Patents on human embryonic stem cells
are being challenged in a new legal filing that cites the recent U.S.
Supreme Court decision that barred the patenting of human genes.
The stem cell case involves the
Wisconsin Alumni Research Foundation (WARF), which holds the patents on the
much-heralded work performed by Jamie Thomson at the University of Wisconsin. The lawsuit was filed
by the Public Patent Foundation of New York City on behalf of
Consumer Watchdog, a nonprofit group in Santa Monica, Ca. Jeanne
Loring, director of the Center for Regenerative Medicine at the
Scripps Research Institute, is also involved along with Alan
Trounson, president of the California stem cell agency. The agency
itself is not a party.
This week's filing follows the
so-called Myriad decision last month by the nation's highest court which said,
“Myriad did not create anything. To be sure, it found an important and useful gene, but separating that gene from its surrounding genetic material is not an act of invention.”
"WARF did not create or alter the properties inherent in stem cells any more than Myriad created or altered the genetic information encoded in the DNA it claimed.”
The legal filing came in an appeal of
an earlier decision by the U.S. Patent Office. The Public Patent
Foundation, which was a successful party in the Myriad case, did the earlier legal work on the challenge to the WARF patents as well as this
week's appeal.
The appeal, prepared by Dan Ravicher,
said the WARF patents have "put a severe burden on taxpayer-funded
research in California.”
Trounson released a statement saying,
“We don't want to do anything that gets in the way of finding treatments for some of the biggest killers today, so we feel that all patients with all kinds of diseases deserve to have access to these kinds of cells.”
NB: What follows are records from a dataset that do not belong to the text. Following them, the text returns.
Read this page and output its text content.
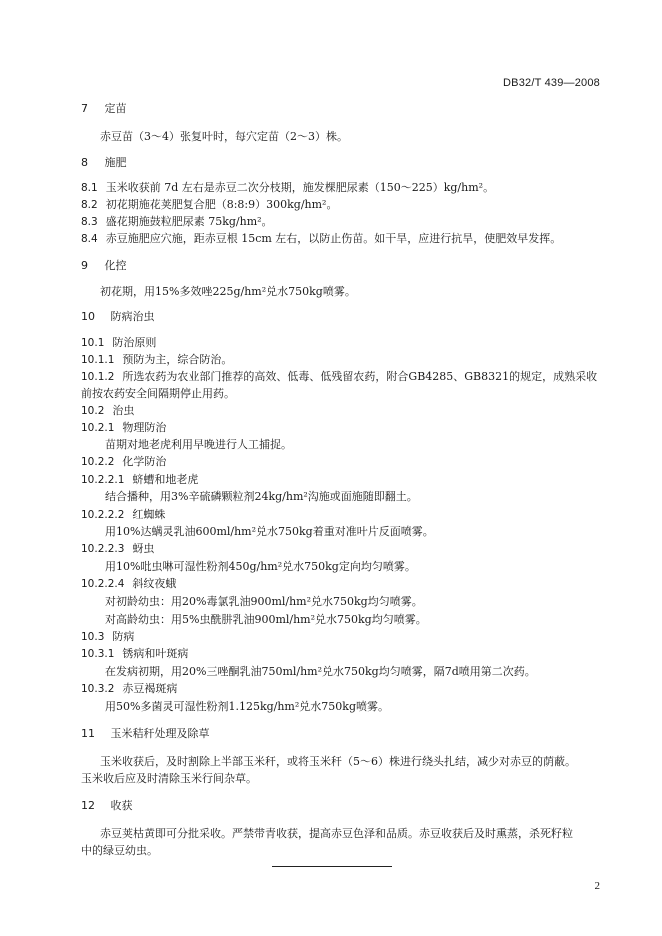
DB32/T 439—2008
7 定苗
赤豆苗（3～4）张复叶时，每穴定苗（2～3）株。
8 施肥
8.1 玉米收获前 7d 左右是赤豆二次分枝期，施发棵肥尿素（150～225）kg/hm²。
8.2 初花期施花荚肥复合肥（8:8:9）300kg/hm²。
8.3 盛花期施鼓粒肥尿素 75kg/hm²。
8.4 赤豆施肥应穴施，距赤豆根 15cm 左右，以防止伤苗。如干旱，应进行抗旱，使肥效早发挥。
9 化控
初花期，用15%多效唑225g/hm²兑水750kg喷雾。
10 防病治虫
10.1 防治原则
10.1.1 预防为主，综合防治。
10.1.2 所选农药为农业部门推荐的高效、低毒、低残留农药，附合GB4285、GB8321的规定，成熟采收
前按农药安全间隔期停止用药。
10.2 治虫
10.2.1 物理防治
苗期对地老虎利用早晚进行人工捕捉。
10.2.2 化学防治
10.2.2.1 蛴螬和地老虎
结合播种，用3%辛硫磷颗粒剂24kg/hm²沟施或面施随即翻土。
10.2.2.2 红蜘蛛
用10%达螨灵乳油600ml/hm²兑水750kg着重对准叶片反面喷雾。
10.2.2.3 蚜虫
用10%吡虫啉可湿性粉剂450g/hm²兑水750kg定向均匀喷雾。
10.2.2.4 斜纹夜蛾
对初龄幼虫：用20%毒氯乳油900ml/hm²兑水750kg均匀喷雾。
对高龄幼虫：用5%虫酰肼乳油900ml/hm²兑水750kg均匀喷雾。
10.3 防病
10.3.1 锈病和叶斑病
在发病初期，用20%三唑酮乳油750ml/hm²兑水750kg均匀喷雾，隔7d喷用第二次药。
10.3.2 赤豆褐斑病
用50%多菌灵可湿性粉剂1.125kg/hm²兑水750kg喷雾。
11 玉米秸秆处理及除草
玉米收获后，及时割除上半部玉米秆，或将玉米秆（5～6）株进行绕头扎结，减少对赤豆的荫蔽。
玉米收后应及时清除玉米行间杂草。
12 收获
赤豆荚枯黄即可分批采收。严禁带青收获，提高赤豆色泽和品质。赤豆收获后及时熏蒸，杀死籽粒
中的绿豆幼虫。
2
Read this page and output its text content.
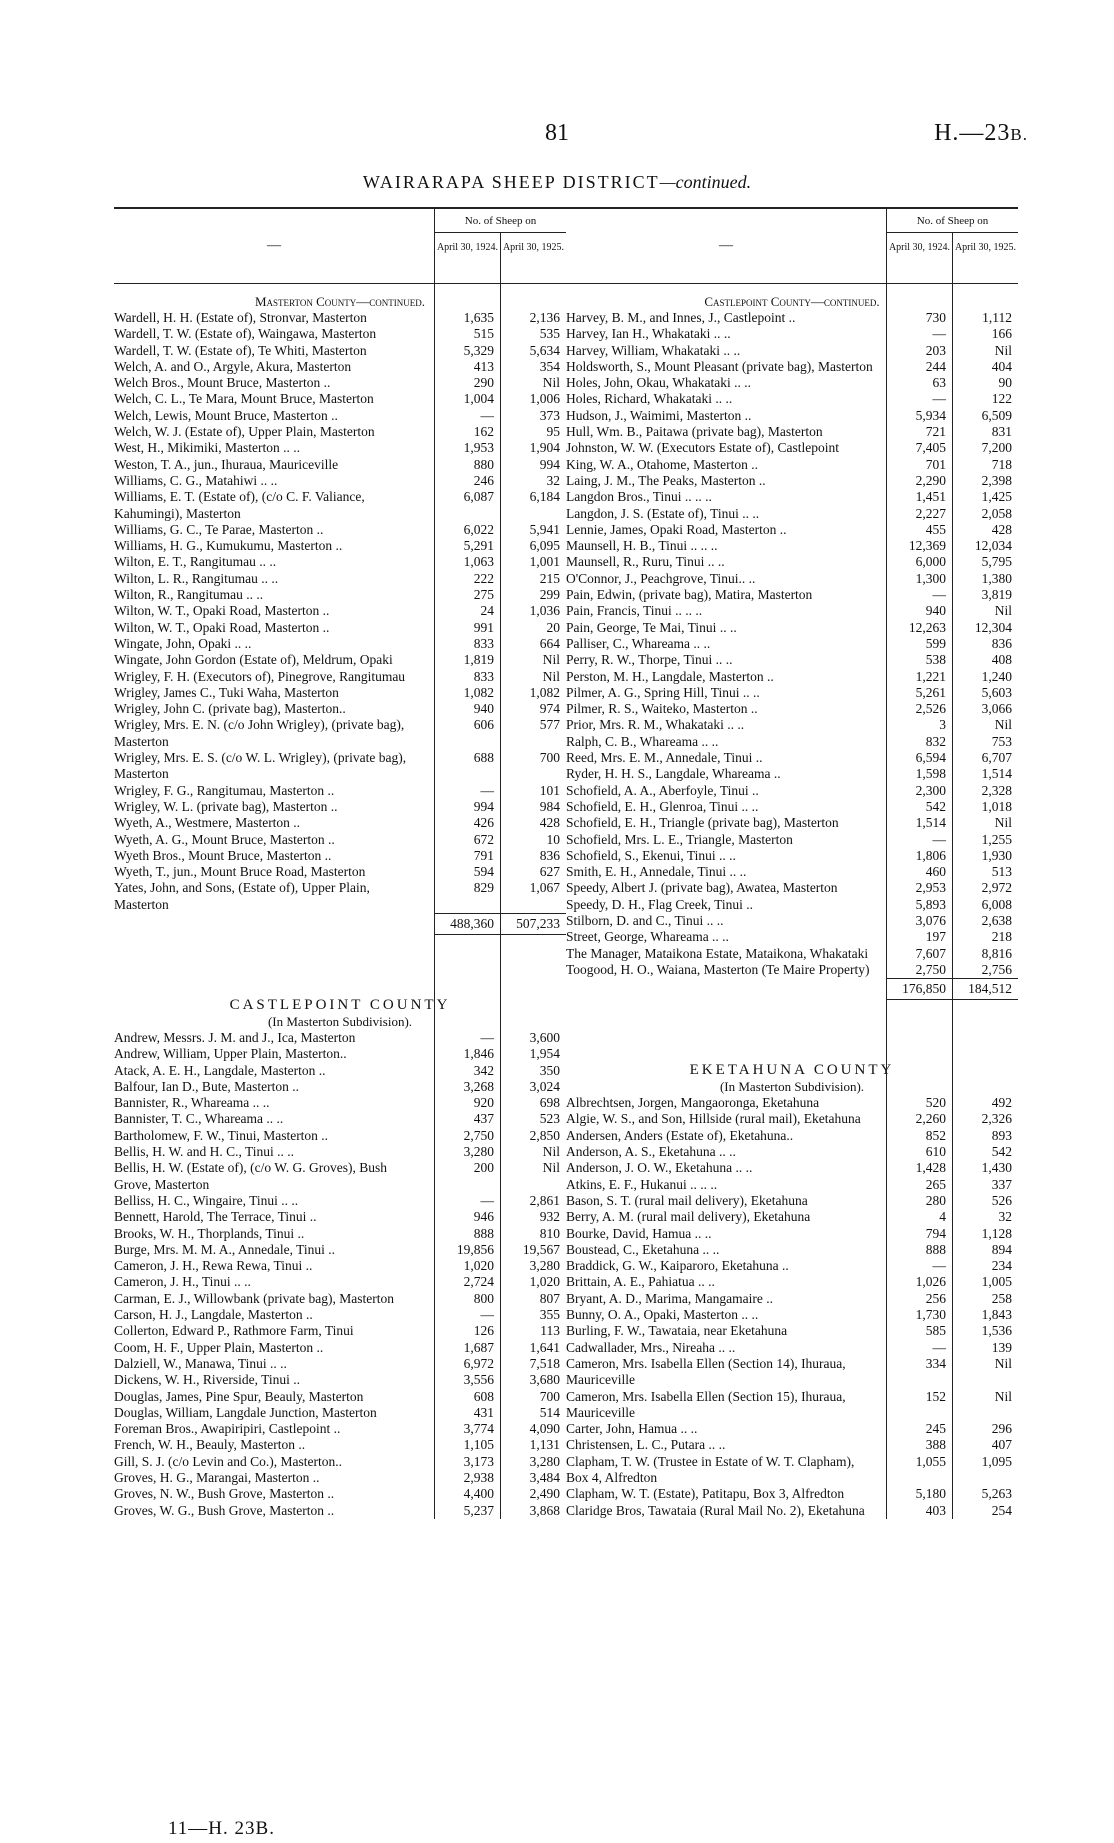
81	H.—23B.
WAIRARAPA SHEEP DISTRICT—continued.
—
No. of Sheep on
April 30, 1924. April 30, 1925.
Masterton County—continued.
Wardell, H. H. (Estate of), Stronvar, Masterton	1,635	2,136
Wardell, T. W. (Estate of), Waingawa, Masterton	515	535
Wardell, T. W. (Estate of), Te Whiti, Masterton	5,329	5,634
Welch, A. and O., Argyle, Akura, Masterton	413	354
Welch Bros., Mount Bruce, Masterton ..	290	Nil
Welch, C. L., Te Mara, Mount Bruce, Masterton	1,004	1,006
Welch, Lewis, Mount Bruce, Masterton ..	—	373
Welch, W. J. (Estate of), Upper Plain, Masterton	162	95
West, H., Mikimiki, Masterton .. ..	1,953	1,904
Weston, T. A., jun., Ihuraua, Mauriceville	880	994
Williams, C. G., Matahiwi .. ..	246	32
Williams, E. T. (Estate of), (c/o C. F. Valiance, Kahumingi), Masterton
6,087	6,184
Williams, G. C., Te Parae, Masterton ..	6,022	5,941
Williams, H. G., Kumukumu, Masterton ..	5,291	6,095
Wilton, E. T., Rangitumau .. ..	1,063	1,001
Wilton, L. R., Rangitumau .. ..	222	215
Wilton, R., Rangitumau .. ..	275	299
Wilton, W. T., Opaki Road, Masterton ..	24	1,036
Wilton, W. T., Opaki Road, Masterton ..	991	20
Wingate, John, Opaki .. ..	833	664
Wingate, John Gordon (Estate of), Meldrum, Opaki	1,819	Nil
Wrigley, F. H. (Executors of), Pinegrove, Rangitumau	833	Nil
Wrigley, James C., Tuki Waha, Masterton	1,082	1,082
Wrigley, John C. (private bag), Masterton..	940	974
Wrigley, Mrs. E. N. (c/o John Wrigley), (private bag), Masterton
606	577
Wrigley, Mrs. E. S. (c/o W. L. Wrigley), (private bag), Masterton
688	700
Wrigley, F. G., Rangitumau, Masterton ..	—	101
Wrigley, W. L. (private bag), Masterton ..	994	984
Wyeth, A., Westmere, Masterton ..	426	428
Wyeth, A. G., Mount Bruce, Masterton ..	672	10
Wyeth Bros., Mount Bruce, Masterton ..	791	836
Wyeth, T., jun., Mount Bruce Road, Masterton	594	627
Yates, John, and Sons, (Estate of), Upper Plain, Masterton
829	1,067
488,360	507,233
CASTLEPOINT COUNTY
(In Masterton Subdivision).
Andrew, Messrs. J. M. and J., Ica, Masterton	—	3,600
Andrew, William, Upper Plain, Masterton..	1,846	1,954
Atack, A. E. H., Langdale, Masterton ..	342	350
Balfour, Ian D., Bute, Masterton ..	3,268	3,024
Bannister, R., Whareama .. ..	920	698
Bannister, T. C., Whareama .. ..	437	523
Bartholomew, F. W., Tinui, Masterton ..	2,750	2,850
Bellis, H. W. and H. C., Tinui .. ..	3,280	Nil
Bellis, H. W. (Estate of), (c/o W. G. Groves), Bush Grove, Masterton
200	Nil
Belliss, H. C., Wingaire, Tinui .. ..	—	2,861
Bennett, Harold, The Terrace, Tinui ..	946	932
Brooks, W. H., Thorplands, Tinui ..	888	810
Burge, Mrs. M. M. A., Annedale, Tinui ..	19,856	19,567
Cameron, J. H., Rewa Rewa, Tinui ..	1,020	3,280
Cameron, J. H., Tinui .. ..	2,724	1,020
Carman, E. J., Willowbank (private bag), Masterton	800	807
Carson, H. J., Langdale, Masterton ..	—	355
Collerton, Edward P., Rathmore Farm, Tinui	126	113
Coom, H. F., Upper Plain, Masterton ..	1,687	1,641
Dalziell, W., Manawa, Tinui .. ..	6,972	7,518
Dickens, W. H., Riverside, Tinui ..	3,556	3,680
Douglas, James, Pine Spur, Beauly, Masterton	608	700
Douglas, William, Langdale Junction, Masterton	431	514
Foreman Bros., Awapiripiri, Castlepoint ..	3,774	4,090
French, W. H., Beauly, Masterton ..	1,105	1,131
Gill, S. J. (c/o Levin and Co.), Masterton..	3,173	3,280
Groves, H. G., Marangai, Masterton ..	2,938	3,484
Groves, N. W., Bush Grove, Masterton ..	4,400	2,490
Groves, W. G., Bush Grove, Masterton ..	5,237	3,868
—
No. of Sheep on
April 30, 1924. April 30, 1925.
Castlepoint County—continued.
Harvey, B. M., and Innes, J., Castlepoint ..	730	1,112
Harvey, Ian H., Whakataki .. ..	—	166
Harvey, William, Whakataki .. ..	203	Nil
Holdsworth, S., Mount Pleasant (private bag), Masterton	244	404
Holes, John, Okau, Whakataki .. ..	63	90
Holes, Richard, Whakataki .. ..	—	122
Hudson, J., Waimimi, Masterton ..	5,934	6,509
Hull, Wm. B., Paitawa (private bag), Masterton	721	831
Johnston, W. W. (Executors Estate of), Castlepoint	7,405	7,200
King, W. A., Otahome, Masterton ..	701	718
Laing, J. M., The Peaks, Masterton ..	2,290	2,398
Langdon Bros., Tinui .. .. ..	1,451	1,425
Langdon, J. S. (Estate of), Tinui .. ..	2,227	2,058
Lennie, James, Opaki Road, Masterton ..	455	428
Maunsell, H. B., Tinui .. .. ..	12,369	12,034
Maunsell, R., Ruru, Tinui .. ..	6,000	5,795
O'Connor, J., Peachgrove, Tinui.. ..	1,300	1,380
Pain, Edwin, (private bag), Matira, Masterton	—	3,819
Pain, Francis, Tinui .. .. ..	940	Nil
Pain, George, Te Mai, Tinui .. ..	12,263	12,304
Palliser, C., Whareama .. ..	599	836
Perry, R. W., Thorpe, Tinui .. ..	538	408
Perston, M. H., Langdale, Masterton ..	1,221	1,240
Pilmer, A. G., Spring Hill, Tinui .. ..	5,261	5,603
Pilmer, R. S., Waiteko, Masterton ..	2,526	3,066
Prior, Mrs. R. M., Whakataki .. ..	3	Nil
Ralph, C. B., Whareama .. ..	832	753
Reed, Mrs. E. M., Annedale, Tinui ..	6,594	6,707
Ryder, H. H. S., Langdale, Whareama ..	1,598	1,514
Schofield, A. A., Aberfoyle, Tinui ..	2,300	2,328
Schofield, E. H., Glenroa, Tinui .. ..	542	1,018
Schofield, E. H., Triangle (private bag), Masterton	1,514	Nil
Schofield, Mrs. L. E., Triangle, Masterton	—	1,255
Schofield, S., Ekenui, Tinui .. ..	1,806	1,930
Smith, E. H., Annedale, Tinui .. ..	460	513
Speedy, Albert J. (private bag), Awatea, Masterton	2,953	2,972
Speedy, D. H., Flag Creek, Tinui ..	5,893	6,008
Stilborn, D. and C., Tinui .. ..	3,076	2,638
Street, George, Whareama .. ..	197	218
The Manager, Mataikona Estate, Mataikona, Whakataki	7,607	8,816
Toogood, H. O., Waiana, Masterton (Te Maire Property)	2,750	2,756
176,850	184,512
EKETAHUNA COUNTY
(In Masterton Subdivision).
Albrechtsen, Jorgen, Mangaoronga, Eketahuna	520	492
Algie, W. S., and Son, Hillside (rural mail), Eketahuna	2,260	2,326
Andersen, Anders (Estate of), Eketahuna..	852	893
Anderson, A. S., Eketahuna .. ..	610	542
Anderson, J. O. W., Eketahuna .. ..	1,428	1,430
Atkins, E. F., Hukanui .. .. ..	265	337
Bason, S. T. (rural mail delivery), Eketahuna	280	526
Berry, A. M. (rural mail delivery), Eketahuna	4	32
Bourke, David, Hamua .. ..	794	1,128
Boustead, C., Eketahuna .. ..	888	894
Braddick, G. W., Kaiparoro, Eketahuna ..	—	234
Brittain, A. E., Pahiatua .. ..	1,026	1,005
Bryant, A. D., Marima, Mangamaire ..	256	258
Bunny, O. A., Opaki, Masterton .. ..	1,730	1,843
Burling, F. W., Tawataia, near Eketahuna	585	1,536
Cadwallader, Mrs., Nireaha .. ..	—	139
Cameron, Mrs. Isabella Ellen (Section 14), Ihuraua, Mauriceville
334	Nil
Cameron, Mrs. Isabella Ellen (Section 15), Ihuraua, Mauriceville
152	Nil
Carter, John, Hamua .. ..	245	296
Christensen, L. C., Putara .. ..	388	407
Clapham, T. W. (Trustee in Estate of W. T. Clapham), Box 4, Alfredton
1,055	1,095
Clapham, W. T. (Estate), Patitapu, Box 3, Alfredton	5,180	5,263
Claridge Bros, Tawataia (Rural Mail No. 2), Eketahuna	403	254
11—H. 23B.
Loring was quoted in a Consumer Watchdog press release as saying,
"Human embryonic stem cells hold great promise for advancing human health, and no one has the ethical right to own them.”
John M. Simpson of Consumer Watchdog
said,
“The best course if WARF truly cares about scientific advancement would be to simply abandon these over-reaching patent claims.”
A story by Bradley Fikes in the San
Diego U-T cited intellectual property attorney Lisa Haile of DLA
Piper as saying,
“A successful use of the Myriad case as a precedent for throwing out the foundation’s patent would open the door to similar challenges in just about any biotech product using material derived from life.”WARF made no immediate comment.
Other stories on the WARF challenge
appeared in the Milwaukee Journal, Genomeweb and the LaCross Tribune.